Interestingly, EUN led in 1992 with 279 medals, which reflects the temporary coalition of former Soviet republics after the USSR dissolved.

Comparing Seasons: Differences between Summer and Winter

Lastly, I want to compute statistics to examine differences between the Summer Olympic games and the Winter Olympics games.

# Summarize medals by season and country
season_country_summary <- medalists %>%
  group_by(season, noc) %>%
  summarise(medals = n(), .groups = 'drop')

# Summary statistics
season_comparison <- season_country_summary %>%
  group_by(season) %>%
  summarise(
    mean_medals = mean(medals),
    median_medals = median(medals),
    sd_medals = sd(medals)
  )

# Create table
season_comparison %>%
  gt() %>%
  cols_label(
    season = "Season",
    mean_medals = "Mean Medals",
    median_medals = "Median Medals",
    sd_medals = "Standard Deviation"
    ) %>%
  fmt_number(
    columns = c(mean_medals, median_medals, sd_medals),
    decimals = 2
    )

Season	Mean Medals	Median Medals	Standard Deviation
Summer	106.86	17.00	238.02
Winter	86.76	25.00	115.14

This table above medal counts by season and highlights key differences in how medals are distributed across countries in the Summer and Winter Olympics.
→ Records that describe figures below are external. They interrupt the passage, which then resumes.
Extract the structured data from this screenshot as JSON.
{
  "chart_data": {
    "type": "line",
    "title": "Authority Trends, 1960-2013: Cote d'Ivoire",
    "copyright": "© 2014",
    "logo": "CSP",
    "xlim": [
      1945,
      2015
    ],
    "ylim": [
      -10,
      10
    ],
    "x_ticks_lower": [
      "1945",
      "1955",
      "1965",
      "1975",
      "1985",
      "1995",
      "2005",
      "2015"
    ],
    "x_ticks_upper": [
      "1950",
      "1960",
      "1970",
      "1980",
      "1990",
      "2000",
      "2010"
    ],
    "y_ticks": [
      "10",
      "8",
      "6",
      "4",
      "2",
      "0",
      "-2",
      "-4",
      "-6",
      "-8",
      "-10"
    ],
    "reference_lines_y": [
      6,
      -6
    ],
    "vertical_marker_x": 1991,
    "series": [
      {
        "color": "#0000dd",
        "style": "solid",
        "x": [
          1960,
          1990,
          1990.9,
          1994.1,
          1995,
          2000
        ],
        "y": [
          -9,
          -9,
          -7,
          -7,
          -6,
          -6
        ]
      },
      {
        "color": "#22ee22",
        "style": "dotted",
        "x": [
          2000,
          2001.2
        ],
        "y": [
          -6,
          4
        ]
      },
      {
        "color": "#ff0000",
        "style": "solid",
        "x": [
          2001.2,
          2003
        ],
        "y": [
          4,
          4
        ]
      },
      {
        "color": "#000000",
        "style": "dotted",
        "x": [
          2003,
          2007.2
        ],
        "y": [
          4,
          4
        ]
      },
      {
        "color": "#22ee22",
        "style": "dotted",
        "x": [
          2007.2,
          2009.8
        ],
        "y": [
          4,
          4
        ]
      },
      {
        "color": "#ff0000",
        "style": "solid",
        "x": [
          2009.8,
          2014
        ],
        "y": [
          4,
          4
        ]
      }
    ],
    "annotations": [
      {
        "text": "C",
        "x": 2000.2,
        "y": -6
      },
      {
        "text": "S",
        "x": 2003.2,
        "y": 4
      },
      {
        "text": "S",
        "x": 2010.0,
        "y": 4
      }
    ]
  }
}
While the mean number of medals is slightly higher in the Summer Olympics (106.86) compared to the Winter Olympics (86.76), the standard deviation is much larger in the Summer data (238.02 vs. 115.14). This suggests that medal distribution in the Summer Games is more uneven, with a few countries winning a disproportionately large share of the medals. In contrast, the Winter Games have a more balanced distribution, as indicated by a higher median (25 vs. 17) and lower variability.

In summary, while both seasons show variation, Summer Olympics are more dominated by top-performing countries, whereas Winter Games tend to have a more even spread of medals among participating nations.